Escucho desganado a los meteorólogos de TV3 mientras advierten que se acerca una noche tórrida, todos ellos con la pérfida salivación masoquista que les agarra cuando las contingencias ambientales del país pueden acabar con nuestra existencia (observo también la habitual pasarela de declaraciones del común de la ciudadanía, explicándonos cómo intentan beber más agua aunque no tengan sed, que caminan por la sombra siempre que pueden y el caso de los compatriotas de poniente, que ya están acostumbrados a la canícula estival y a que los barceloneses solo se interesen por su desdichada existencia cuando hace calor).
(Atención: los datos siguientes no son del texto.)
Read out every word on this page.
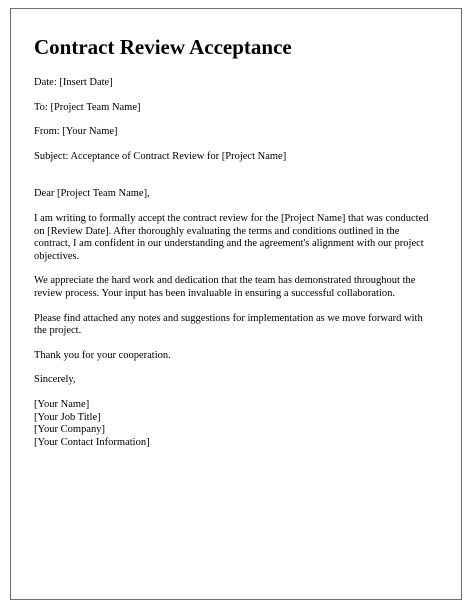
Contract Review Acceptance

Date: [Insert Date]

To: [Project Team Name]

From: [Your Name]

Subject: Acceptance of Contract Review for [Project Name]

Dear [Project Team Name],

I am writing to formally accept the contract review for the [Project Name] that was conducted on [Review Date]. After thoroughly evaluating the terms and conditions outlined in the contract, I am confident in our understanding and the agreement's alignment with our project objectives.

We appreciate the hard work and dedication that the team has demonstrated throughout the review process. Your input has been invaluable in ensuring a successful collaboration.

Please find attached any notes and suggestions for implementation as we move forward with the project.

Thank you for your cooperation.

Sincerely,

[Your Name]

[Your Job Title]

[Your Company]

[Your Contact Information]
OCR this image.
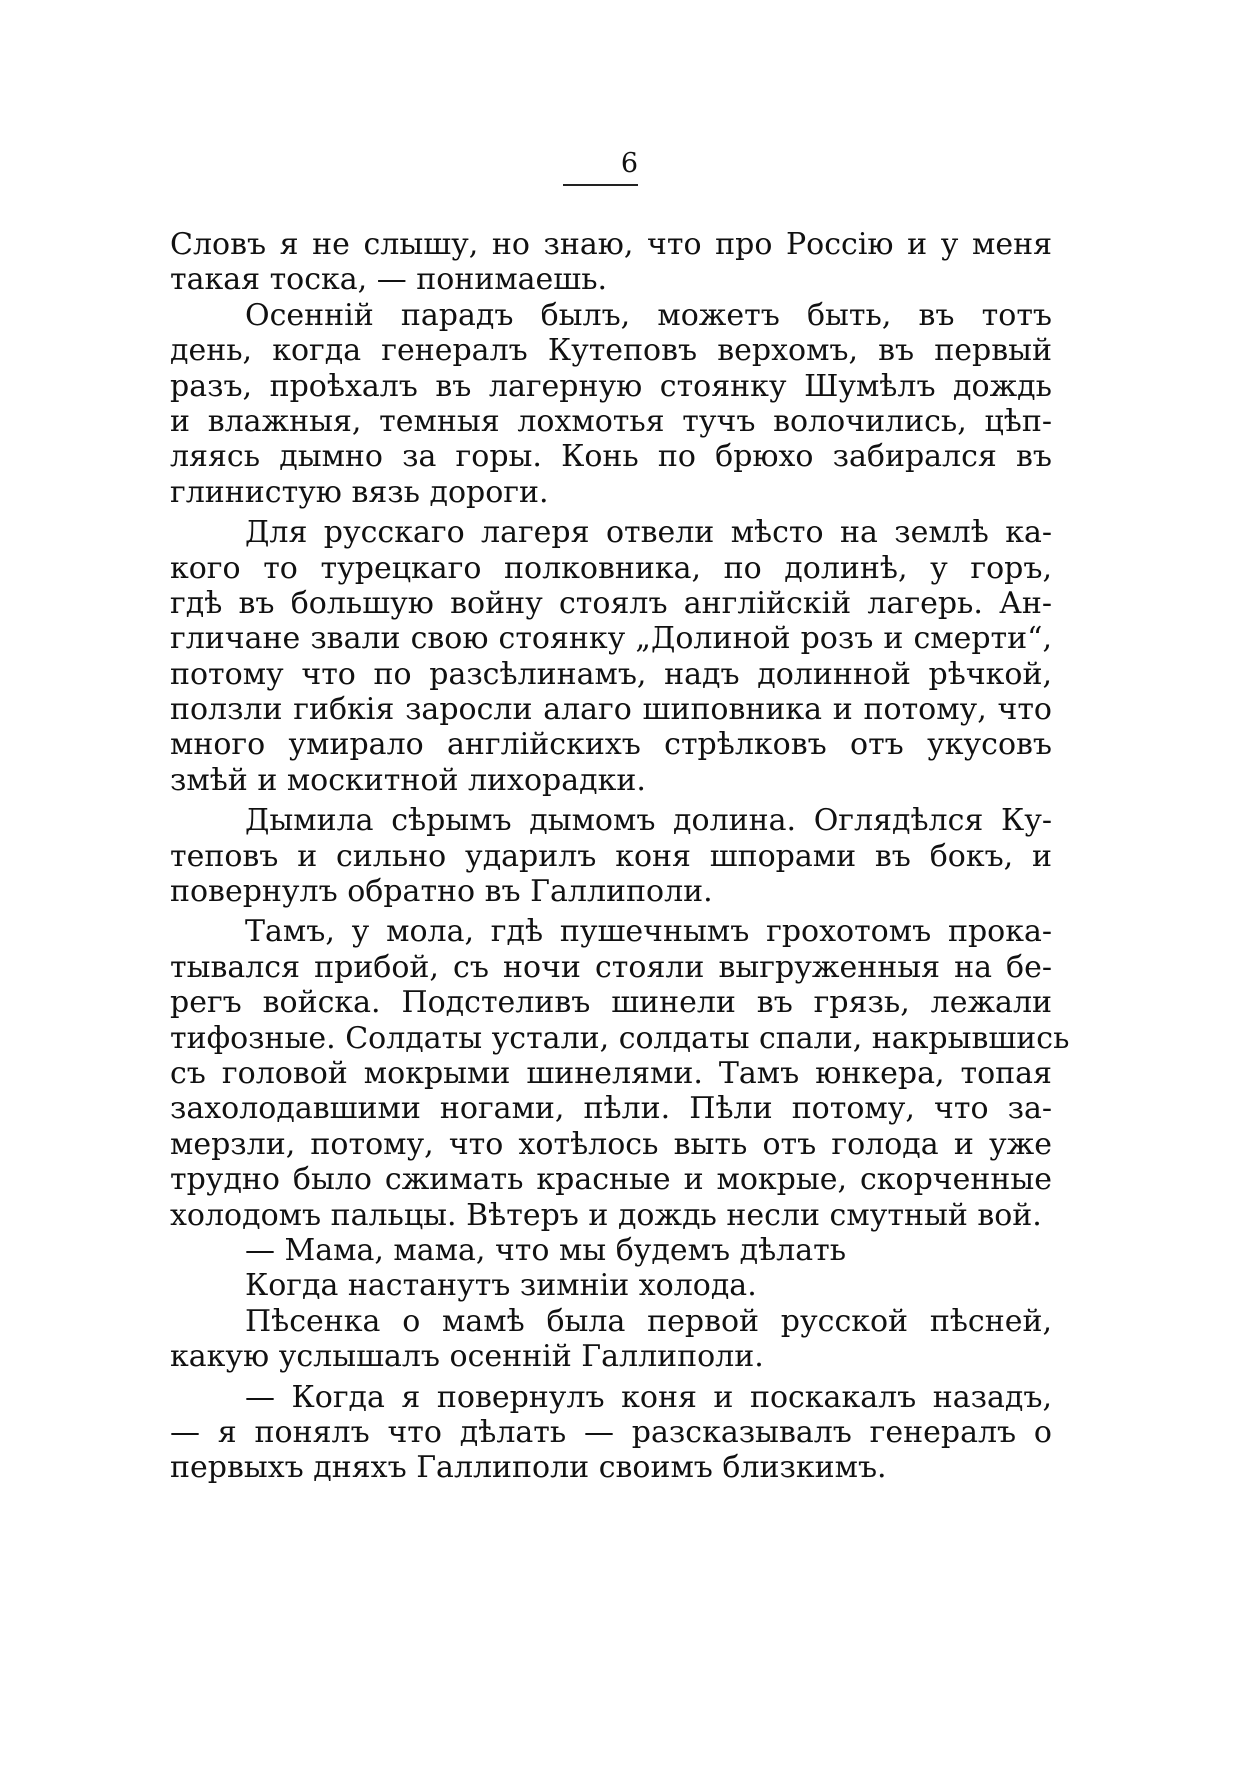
6
Словъ я не слышу, но знаю, что про Россію и у меня
такая тоска, — понимаешь.
Осенній парадъ былъ, можетъ быть, въ тотъ
день, когда генералъ Кутеповъ верхомъ, въ первый
разъ, проѣхалъ въ лагерную стоянку Шумѣлъ дождь
и влажныя, темныя лохмотья тучъ волочились, цѣп-
ляясь дымно за горы. Конь по брюхо забирался въ
глинистую вязь дороги.
Для русскаго лагеря отвели мѣсто на землѣ ка-
кого то турецкаго полковника, по долинѣ, у горъ,
гдѣ въ большую войну стоялъ англійскій лагерь. Ан-
гличане звали свою стоянку „Долиной розъ и смерти“,
потому что по разсѣлинамъ, надъ долинной рѣчкой,
ползли гибкія заросли алаго шиповника и потому, что
много умирало англійскихъ стрѣлковъ отъ укусовъ
змѣй и москитной лихорадки.
Дымила сѣрымъ дымомъ долина. Оглядѣлся Ку-
теповъ и сильно ударилъ коня шпорами въ бокъ, и
повернулъ обратно въ Галлиполи.
Тамъ, у мола, гдѣ пушечнымъ грохотомъ прока-
тывался прибой, съ ночи стояли выгруженныя на бе-
регъ войска. Подстеливъ шинели въ грязь, лежали
тифозные. Солдаты устали, солдаты спали, накрывшись
съ головой мокрыми шинелями. Тамъ юнкера, топая
захолодавшими ногами, пѣли. Пѣли потому, что за-
мерзли, потому, что хотѣлось выть отъ голода и уже
трудно было сжимать красные и мокрые, скорченные
холодомъ пальцы. Вѣтеръ и дождь несли смутный вой.
— Мама, мама, что мы будемъ дѣлать
Когда настанутъ зимніи холода.
Пѣсенка о мамѣ была первой русской пѣсней,
какую услышалъ осенній Галлиполи.
— Когда я повернулъ коня и поскакалъ назадъ,
— я понялъ что дѣлать — разсказывалъ генералъ о
первыхъ дняхъ Галлиполи своимъ близкимъ.
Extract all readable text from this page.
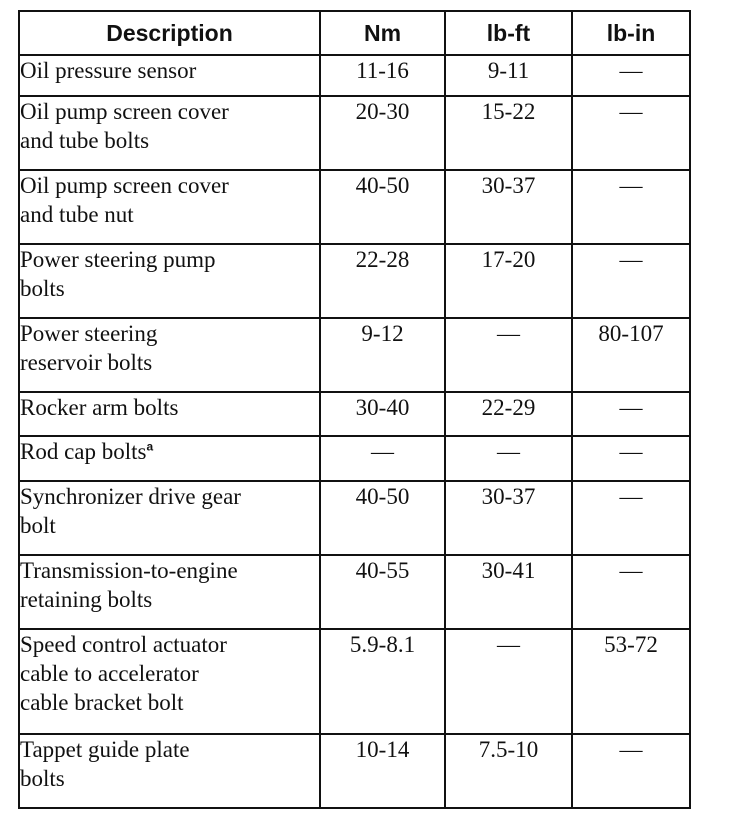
Description	Nm	lb-ft	lb-in

Oil pressure sensor	11-16	9-11	—

Oil pump screen cover
and tube bolts	20-30	15-22	—

Oil pump screen cover
and tube nut	40-50	30-37	—

Power steering pump
bolts	22-28	17-20	—

Power steering
reservoir bolts	9-12	—	80-107

Rocker arm bolts	30-40	22-29	—

Rod cap bolts$^a$	—	—	—

Synchronizer drive gear
bolt	40-50	30-37	—

Transmission-to-engine
retaining bolts	40-55	30-41	—

Speed control actuator
cable to accelerator
cable bracket bolt	5.9-8.1	—	53-72

Tappet guide plate
bolts	10-14	7.5-10	—
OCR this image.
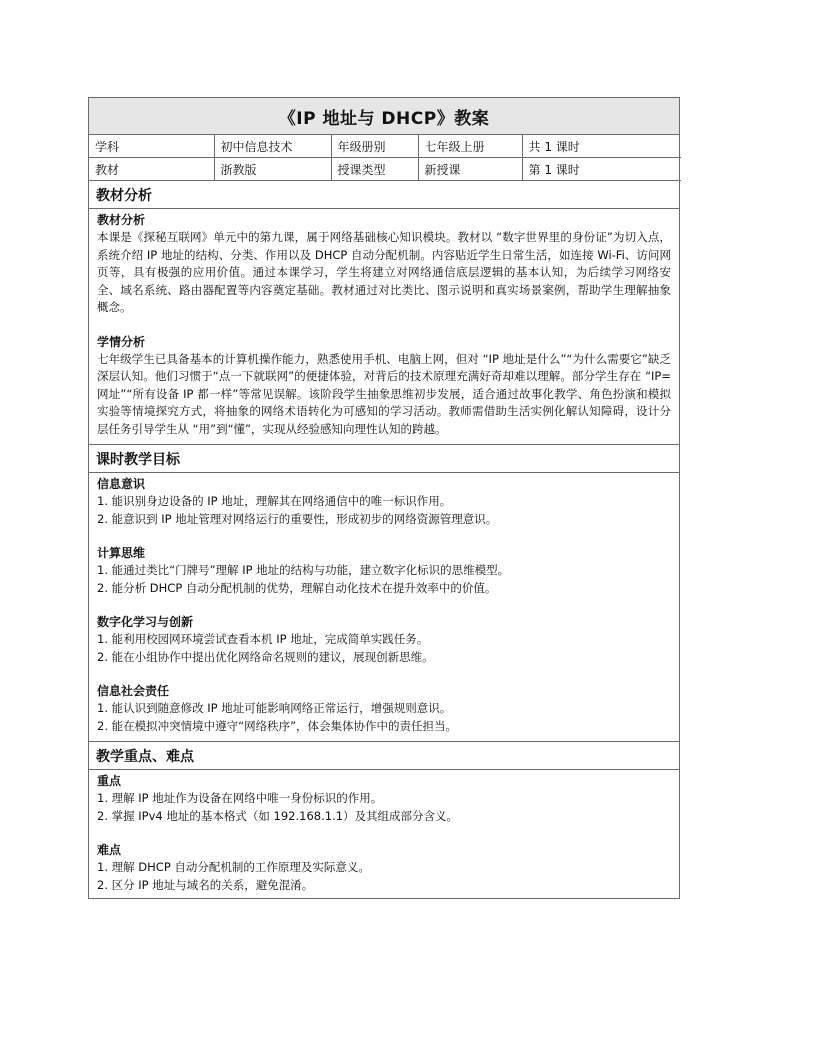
《IP 地址与 DHCP》教案
学科	初中信息技术	年级册别	七年级上册	共 1 课时
教材	浙教版	授课类型	新授课	第 1 课时
教材分析
教材分析
本课是《探秘互联网》单元中的第九课，属于网络基础核心知识模块。教材以 “数字世界里的身份证”为切入点，系统介绍 IP 地址的结构、分类、作用以及 DHCP 自动分配机制。内容贴近学生日常生活，如连接 Wi-Fi、访问网页等，具有极强的应用价值。通过本课学习，学生将建立对网络通信底层逻辑的基本认知，为后续学习网络安全、域名系统、路由器配置等内容奠定基础。教材通过对比类比、图示说明和真实场景案例，帮助学生理解抽象概念。
学情分析
七年级学生已具备基本的计算机操作能力，熟悉使用手机、电脑上网，但对 “IP 地址是什么”“为什么需要它”缺乏深层认知。他们习惯于“点一下就联网”的便捷体验，对背后的技术原理充满好奇却难以理解。部分学生存在 “IP=网址”“所有设备 IP 都一样”等常见误解。该阶段学生抽象思维初步发展，适合通过故事化教学、角色扮演和模拟实验等情境探究方式，将抽象的网络术语转化为可感知的学习活动。教师需借助生活实例化解认知障碍，设计分层任务引导学生从 “用”到“懂”，实现从经验感知向理性认知的跨越。
课时教学目标
信息意识
1. 能识别身边设备的 IP 地址，理解其在网络通信中的唯一标识作用。
2. 能意识到 IP 地址管理对网络运行的重要性，形成初步的网络资源管理意识。
计算思维
1. 能通过类比“门牌号”理解 IP 地址的结构与功能，建立数字化标识的思维模型。
2. 能分析 DHCP 自动分配机制的优势，理解自动化技术在提升效率中的价值。
数字化学习与创新
1. 能利用校园网环境尝试查看本机 IP 地址，完成简单实践任务。
2. 能在小组协作中提出优化网络命名规则的建议，展现创新思维。
信息社会责任
1. 能认识到随意修改 IP 地址可能影响网络正常运行，增强规则意识。
2. 能在模拟冲突情境中遵守“网络秩序”，体会集体协作中的责任担当。
教学重点、难点
重点
1. 理解 IP 地址作为设备在网络中唯一身份标识的作用。
2. 掌握 IPv4 地址的基本格式（如 192.168.1.1）及其组成部分含义。
难点
1. 理解 DHCP 自动分配机制的工作原理及实际意义。
2. 区分 IP 地址与域名的关系，避免混淆。
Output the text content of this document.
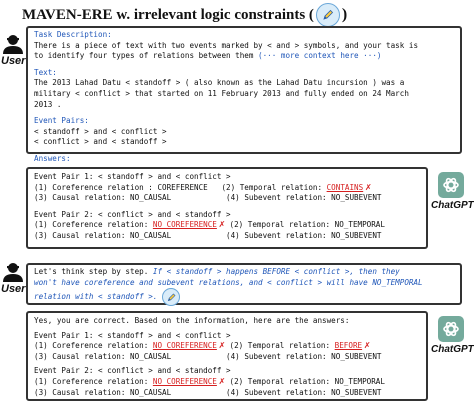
MAVEN-ERE w. irrelevant logic constraints ( )
User
Task Description:
There is a piece of text with two events marked by < and > symbols, and your task is
to identify four types of relations between them (··· more context here ···)
Text:
The 2013 Lahad Datu < standoff > ( also known as the Lahad Datu incursion ) was a
military < conflict > that started on 11 February 2013 and fully ended on 24 March
2013 .
Event Pairs:
< standoff > and < conflict >
< conflict > and < standoff >
Answers:
Event Pair 1: < standoff > and < conflict >
(1) Coreference relation : COREFERENCE (2) Temporal relation: CONTAINS ✗
(3) Causal relation: NO_CAUSAL	(4) Subevent relation: NO_SUBEVENT
Event Pair 2: < conflict > and < standoff >
(1) Coreference relation: NO_COREFERENCE ✗ (2) Temporal relation: NO_TEMPORAL
(3) Causal relation: NO_CAUSAL	(4) Subevent relation: NO_SUBEVENT
ChatGPT
User
Let's think step by step. If < standoff > happens BEFORE < conflict >, then they
won't have coreference and subevent relations, and < conflict > will have NO_TEMPORAL
relation with < standoff >.
Yes, you are correct. Based on the information, here are the answers:
Event Pair 1: < standoff > and < conflict >
(1) Coreference relation: NO_COREFERENCE ✗ (2) Temporal relation: BEFORE ✗
(3) Causal relation: NO_CAUSAL	(4) Subevent relation: NO_SUBEVENT
Event Pair 2: < conflict > and < standoff >
(1) Coreference relation: NO_COREFERENCE ✗ (2) Temporal relation: NO_TEMPORAL
(3) Causal relation: NO_CAUSAL	(4) Subevent relation: NO_SUBEVENT
ChatGPT
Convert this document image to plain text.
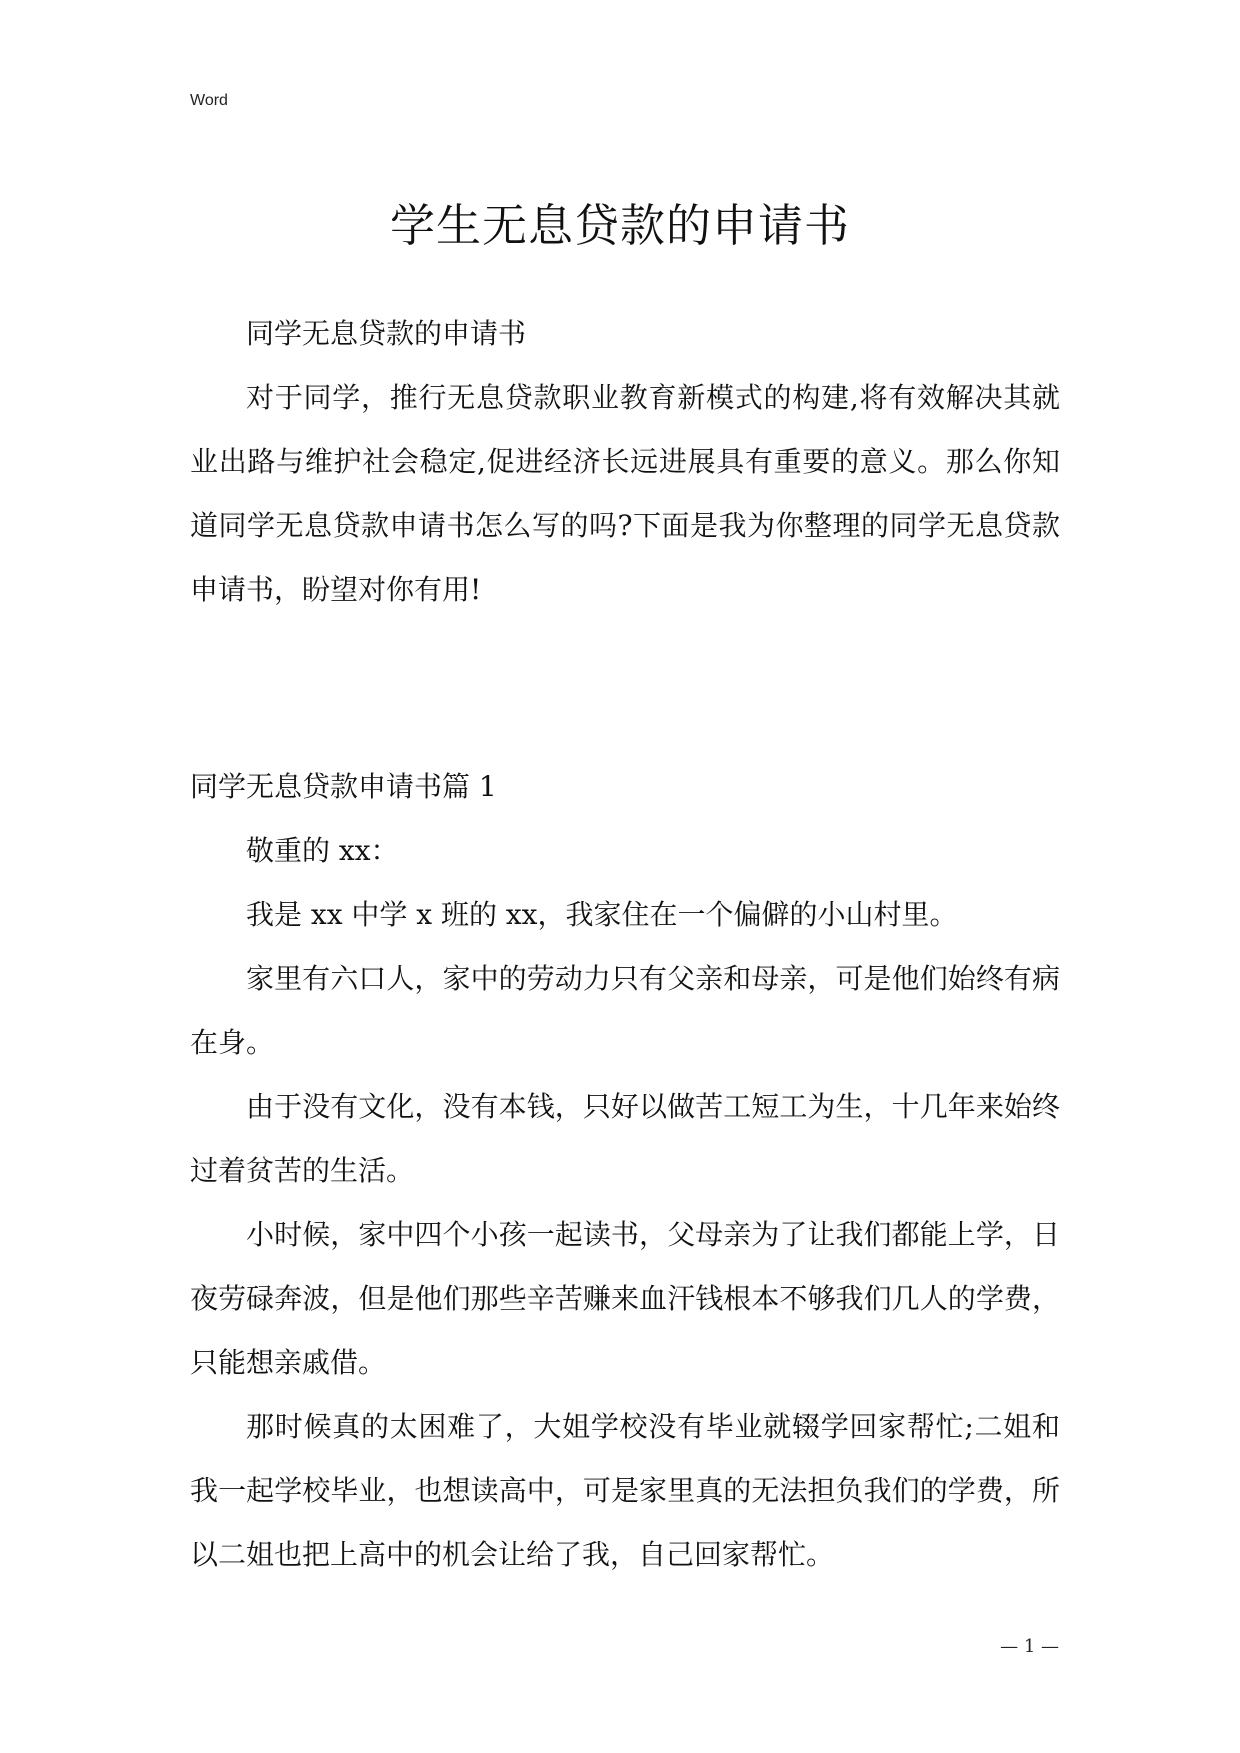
Word
学生无息贷款的申请书

同学无息贷款的申请书

对于同学，推行无息贷款职业教育新模式的构建,将有效解决其就业出路与维护社会稳定,促进经济长远进展具有重要的意义。那么你知道同学无息贷款申请书怎么写的吗?下面是我为你整理的同学无息贷款申请书，盼望对你有用!

同学无息贷款申请书篇 1

敬重的 xx：

我是 xx 中学 x 班的 xx，我家住在一个偏僻的小山村里。

家里有六口人，家中的劳动力只有父亲和母亲，可是他们始终有病在身。

由于没有文化，没有本钱，只好以做苦工短工为生，十几年来始终过着贫苦的生活。

小时候，家中四个小孩一起读书，父母亲为了让我们都能上学，日夜劳碌奔波，但是他们那些辛苦赚来血汗钱根本不够我们几人的学费，只能想亲戚借。

那时候真的太困难了，大姐学校没有毕业就辍学回家帮忙;二姐和我一起学校毕业，也想读高中，可是家里真的无法担负我们的学费，所以二姐也把上高中的机会让给了我，自己回家帮忙。

— 1 —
Según dicen los científicos y la Wikipedia, la hermana mayor de la noche tropical y de la noche ecuatorial ocurre cuando las temperaturas mínimas superan los veintiocho grados, con lo que sobrevivir al anochecer se parece bastante a encontrarse en aquel estado que mezcla la fiebre, el mareo, la desorientación y la angustia.
A pesar de ser enemigo de la nostalgia, yo pienso en cómo hace unos cuantos años celebraba altamente jovial las noches tórridas; no me refiero a los estallidos de ardor celestial, sino más bien a las mañanas que se alargaban en tardes y que, a su vez, derivaban en noches del más alto ardor de piel que se podía experimentar al lado de una señora. Aquello sí que eran noches tórridas, de manera absolutamente incontaminada, y no esta mandanga de ahora, que es el simplemente fruto de la irresponsabilidad y la estulticia humana con su propio medio natural. Actualmente, ahora que los almendros ya están batidos y que la vida solo nos regala el tedio de la rutina, pagaríamos felizmente la totalidad de nuestra (por otra parte escasa) fortuna ya no por una sesión altamente tórrida, sino que nos conformaríamos con la alegría de una tarde de cariño ecuatorial o una mañana mínimamente alegre en un rincón del trópico. Pero no, ahora y aquí solo hace calor.
Ruego que me vuelva el sudor a la piel, aunque sea una repetición innecesaria del éxtasis vivido ayer con aquel tsunami imaginario de carne deleitosa, una de aquellas mentiras que te haces solo y que, al fin y al cabo, solo sirve para escribir y enojar a la compañera ausente
Desde hace unos veranos, esta canícula me produce un temor y una marejadilla auténticamente pavorosos. En efecto, nuestra madre tierra se ha convertido en una bola de fuego y muy pronto nos tendremos que avezar a temperaturas africanas. A diferencia del frío, que se mitiga con un acto tan feliz y sencillo como es abrigarse, de esta fogosidad no hay cristo que pueda escaparse. Todo esto es una desgracia a nivel planetario, faltaría más: pero yo, esta noche particular, lloro la muerte del ardor en mi vida, compadezco que la existencia llameante y el sudor del cuerpo por motivos extradeportivos ya sea cosa del pasado. Por eso me sorprende gratamente que ahora, justamente ahora que el aire hierve y que me encuentro extrañamente solo en casa, me sienta tan feliz en la comodidad de este cuerpo abstracto que me abraza, cegador y caluroso. De hecho, mi dicha es tal que opto pasar esta noche de ardor atmosférica sin que el ventilador me magulle.
Yo que hasta hace muy poco, insisto, temía las noches tórridas porque creía que me acabarían ahogando, ahora las abrazo con impaciencia porque me traen unos recuerdos altamente fecundos. Mientras abrazo el aire caliente del cojín, no obstante, pienso que la analogía es ciertamente absurda, pues no tiene nada que ver el ardor del aire con la calidez sudante de una piel sedienta de compañía. Pero también pienso que hemos llegado a un momento, por desgracia, en el que la precisión de las comparaciones y la fuerza de las metáforas ya no tiene puta importancia. Quien me hubiera dicho que, a fuerza de la náusea y de la cobardía vital, acabaría celebrando esta noche tórrida e incluso haciendo lo posible para aumentar el efecto a base de renegar de cualquier aparato técnico que la pueda volver más soportable. Aunque la aparición de una diosa no tenga nada que ver con esta de fuego que se acerca a la cama, yo la esperaré como si fuera la propia Samotracia alada.
Los meteorólogos dicen que las noches tórridas acabarán pronto. No pasan ni un solo día sin amargarme la existencia. Ahora mismo, justo cuando acabo el artículo, ruego que me vuelva el sudor a la piel, aunque sea una repetición innecesaria del éxtasis vivido ayer con aquel tsunami imaginario de carne deleitosa, por mucho que al fin y al cabo sea una de aquellas mentiras que te haces solo y que, al fin y al cabo, solo sirve para escribir y enojar a la compañera ausente.